As I was digesting the seriousness of this problem at our nursing home, I could hear the car races that take place every Saturday night during the summer at the fairgrounds just a couple blocks from my house. To look through the fence on race night, you would get no indication that we are in the midst of a pandemic that is killing scores of people every day. Virtually no masks, no discernible social distancing.

It struck me that night just how stark the juxtaposition between these two microcosms of society really is. We have a nursing home that has followed all the rules and taken every reasonable precaution to keep their frail elderly safe from this disease. Yet the virus somehow found its way into the building and the staff is now scrambling, with little help from the outside, running to the battle instead of away from it, to keep their people safe.

We also have race night at the fairgrounds. Lots of beer and brats. Lots of laughs. Lots of carefree fun. Now I know the crowd at the races down the street from my house didn’t directly cause the outbreak at my system’s nursing home, but the general attitude we’re seeing in this country of “that’s someone else’s problem” did. To not wear a mask or commit to any other simple disease-spread mitigation practices tells the world that my own comfort and misguided sense of liberty is more important than you and your health. To congregate in places where COVID-19 can’t help but spread among the maskless, tightly packed crowds, is telling everyone that you either don’t think you’ll get it, or that you don’t care if you help spread it.

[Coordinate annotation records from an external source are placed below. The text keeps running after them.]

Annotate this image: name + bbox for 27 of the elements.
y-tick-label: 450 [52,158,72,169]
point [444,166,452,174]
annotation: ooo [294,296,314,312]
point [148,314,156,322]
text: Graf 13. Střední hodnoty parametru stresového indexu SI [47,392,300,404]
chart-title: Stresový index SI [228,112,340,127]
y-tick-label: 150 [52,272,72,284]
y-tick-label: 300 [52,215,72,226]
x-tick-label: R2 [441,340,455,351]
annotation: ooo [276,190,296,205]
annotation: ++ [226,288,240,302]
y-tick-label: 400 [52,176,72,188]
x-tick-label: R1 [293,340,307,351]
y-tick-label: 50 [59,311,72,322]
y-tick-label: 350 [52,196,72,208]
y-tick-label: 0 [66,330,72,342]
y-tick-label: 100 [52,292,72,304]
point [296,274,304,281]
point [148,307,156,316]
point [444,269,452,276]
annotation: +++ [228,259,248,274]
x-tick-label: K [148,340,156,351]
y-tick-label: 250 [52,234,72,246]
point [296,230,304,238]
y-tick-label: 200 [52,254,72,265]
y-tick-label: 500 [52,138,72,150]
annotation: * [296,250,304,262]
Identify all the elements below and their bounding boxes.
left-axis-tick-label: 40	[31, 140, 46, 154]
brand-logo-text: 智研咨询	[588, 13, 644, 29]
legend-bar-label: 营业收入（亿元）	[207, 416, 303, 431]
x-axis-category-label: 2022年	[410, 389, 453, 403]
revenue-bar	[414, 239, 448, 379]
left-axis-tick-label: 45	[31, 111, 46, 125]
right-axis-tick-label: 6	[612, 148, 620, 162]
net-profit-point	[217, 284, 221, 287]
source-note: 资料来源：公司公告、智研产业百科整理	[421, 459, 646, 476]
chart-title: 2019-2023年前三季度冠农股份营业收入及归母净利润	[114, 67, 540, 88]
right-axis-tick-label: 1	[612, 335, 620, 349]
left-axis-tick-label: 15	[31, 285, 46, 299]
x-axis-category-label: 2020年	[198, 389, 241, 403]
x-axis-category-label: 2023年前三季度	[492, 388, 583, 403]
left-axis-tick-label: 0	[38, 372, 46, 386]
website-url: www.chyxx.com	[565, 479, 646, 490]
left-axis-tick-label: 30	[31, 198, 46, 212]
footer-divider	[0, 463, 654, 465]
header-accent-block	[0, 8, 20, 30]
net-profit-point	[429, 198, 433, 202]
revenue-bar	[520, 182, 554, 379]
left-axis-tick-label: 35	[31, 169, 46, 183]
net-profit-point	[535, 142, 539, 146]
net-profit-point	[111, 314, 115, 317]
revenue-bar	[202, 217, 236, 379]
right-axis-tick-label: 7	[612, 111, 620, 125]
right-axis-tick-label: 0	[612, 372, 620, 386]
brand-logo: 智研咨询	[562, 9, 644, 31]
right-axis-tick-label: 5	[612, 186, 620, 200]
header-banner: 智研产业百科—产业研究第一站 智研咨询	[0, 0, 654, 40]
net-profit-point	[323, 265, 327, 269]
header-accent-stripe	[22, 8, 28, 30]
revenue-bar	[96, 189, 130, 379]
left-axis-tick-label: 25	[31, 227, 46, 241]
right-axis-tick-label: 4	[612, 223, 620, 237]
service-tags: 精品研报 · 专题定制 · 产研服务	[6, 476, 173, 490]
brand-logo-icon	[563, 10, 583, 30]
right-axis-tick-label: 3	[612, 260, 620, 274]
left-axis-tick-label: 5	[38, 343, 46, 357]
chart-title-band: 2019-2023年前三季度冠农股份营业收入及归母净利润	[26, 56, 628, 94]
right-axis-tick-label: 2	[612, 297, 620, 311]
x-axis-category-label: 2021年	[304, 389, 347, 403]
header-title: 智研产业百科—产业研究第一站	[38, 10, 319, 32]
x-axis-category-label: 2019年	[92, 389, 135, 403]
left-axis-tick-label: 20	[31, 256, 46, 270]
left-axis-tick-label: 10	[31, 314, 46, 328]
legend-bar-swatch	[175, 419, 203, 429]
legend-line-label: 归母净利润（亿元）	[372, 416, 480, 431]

As a society, as individuals, we’ve not managed this crisis very well. The proof is in the worldwide comparative data. Yet each day, despite the fact that our inclinations tend to favor the self over the other, we have a new chance to get it right. Let’s put on a mask, let’s stay home for a little longer, let’s dig deep for a bit more sacrifice because this war cannot possibly end soon without everyone coming together and doing their part.

It’s sadly ironic that much of the illness and many of the deaths in our nursing homes are among the very people we hold up as members of that Greatest Generation. They knew how to rally around a cause and to accomplish a seemingly impossible task. As a society — one which owes them a huge debt of gratitude for preserving our nation during a time of immense vulnerability — we are letting them down.

When we should be forming an impenetrable wall of safety around them, supplying our healthcare and nursing home workers with the resources they need to have a fighting chance, to finally get this disease under control so businesses can reopen, we are acting as if it’ll all just go away on its own. It won’t. If we don’t work to make COVID-19 go away outside the nursing homes, it’ll always be finding a way inside. The difference between failure and success has everything to do with whether we wake up tomorrow, gifted with another do-over, and decide between serving ourselves or others.

Our elders need us now more than ever. They are isolated, lonely and diminishing as this pandemic continues to spread right outside their walls. COVID-19 outbreaks in nursing homes is not an eldercare problem. This one belongs to all of us. Poets, songwriters and philosophers have said for millennia that love is costly. This is our opportunity, right now, to show the very people we hold dear that we’re willing to endure a little sacrifice by putting their needs ahead of our own. It’s an act of love. It’s simply the right thing to do.

Scott McConnaha is the president and CEO of Manitowoc, WI-based Franciscan Sisters of Christian Charity Sponsored Ministries. The system has two nursing homes and three hospitals located in Nebraska, Ohio and Wisconsin. McConnaha holds master’s degrees in English (University of Missouri-St. Louis) and theology (St. Louis University) and an MBA (University of Scranton). He is a fellow in the American College of Healthcare Executives and a veteran of the U.S. Army.